You see that the trajectory seems to be chaotic.

And at some point you just undo what it was doing, and

we go back to the initial state.

That would mean that if I kept running the simulation I will get

an oscillating system.

Okay?

So then, if I have an oscillating system,

I can definitely prove that with two ants I don't have to go to infinity.

I can stay in a finite region.

So, I think what's the interesting conclusion we can get from this model.

I think, it has some impact on the way you think about science.

So, first, it's a system where you know very well the law that govern the system

because definitely it has been artificially created by a.

So, we basically build this rule according to our convenience.

And so, it mean that we know the fundamental law of nature, okay, for

this system.

But still, it doesn't allow us to predict a detailed aspect of this dynamic.

For instance, we are totally unable to predict, theoretically,

at what time the first highway will appears.

We can observe the system, of course.

But we can have no mathematics that tells us when it will happen.

So it means that even though you know perfectly well

the macroscopic behavior of a system,

you may be totally unable to predict the microscopic behavior.

The only solution to know what will happen is to observe the system.

So for the ant we have just to sit in front of a computer.

And to wait until the first highway appears and then we say oh,

that's the time at which it happened, okay?

So of course it would be a very bad news if it would be exactly the same thing for

all systems, think of the weather forecast.

So we are very happy to be able to predict the forecast for

tomorrow in less time than waiting tomorrow.

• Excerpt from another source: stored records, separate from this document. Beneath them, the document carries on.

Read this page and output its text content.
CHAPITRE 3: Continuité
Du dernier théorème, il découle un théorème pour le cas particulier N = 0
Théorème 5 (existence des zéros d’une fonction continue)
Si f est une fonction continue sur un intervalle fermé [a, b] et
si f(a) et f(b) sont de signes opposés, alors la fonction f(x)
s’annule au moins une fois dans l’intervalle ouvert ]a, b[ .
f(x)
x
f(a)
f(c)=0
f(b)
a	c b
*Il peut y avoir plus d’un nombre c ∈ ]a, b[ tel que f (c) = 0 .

But if I apply the same situation as for

the ant, it would mean that if I wanted to know what's the weather tomorrow,

I just have to wait until tomorrow and observe, so.

But here you see that some example,

some problems, they cannot be computed faster than the observation.

It's just too complicated.

And that's an example of a dynamical in system where, so far, either we have not

been smart enough to be able to predict, or there's no way to predict it still.

I would say an open question,

yet there's a few thing that we could guess or know about our ant.

Is the fact that it has to go to infinity, or

that some oscillatory motion is possible.

But if you think of how we could get this info,

it's only from the symmetry of the rule.

So basically, we could find what very fundamental law

are associated to this microscopic rules.

And from those we can derive some very general results about

time irreversibility or the fact that you have to go to infinity.

But you don't know the detail, you don't know when.

So again, we see that it's often the symmetry, or the conservation law,

or some particularity of the rule that can let you do prediction.

But maybe you cannot do everything you want.

And I'd like just to come back to these examples that I showed you

in our first module on cellular automata, and you've seen these patterns.

And the question is are those patterns complex?

Are they also so complex that we cannot

predict what they will be until I'm actually observing them?

And in that case the answer is no.

Actually, I can find an algorithms which compute faster than the itself.

Actually if you run your cellular automata, which is a n by

19:04

It's because observe that if you [COUGH] look at your rule at some

specific time namely, when the time interval is a power of 2,

you see that you exactly reproduce your initial motif with some translation.

So, this parity rule does only one thing at power of 2 iteration time.

You take the initial configuration, you move it left,

right, down and up by a given amount.

And then you do a superposition with your previous image.

So that's why when you have exactly a power of 2 number of iteration,

the image is very clear.

Now if it's not the power of 2, then you just have to decompose your number of

iteration into a sum of power of 2, which is logarithmic operation.

And then you can just sum up everything and you know exactly the result.

So, that's an example where you don't have to wait for

the simulation to finish to know what's the result.

You have mathematics that allows you to go faster.

And of course, that's nice if we want to do prediction.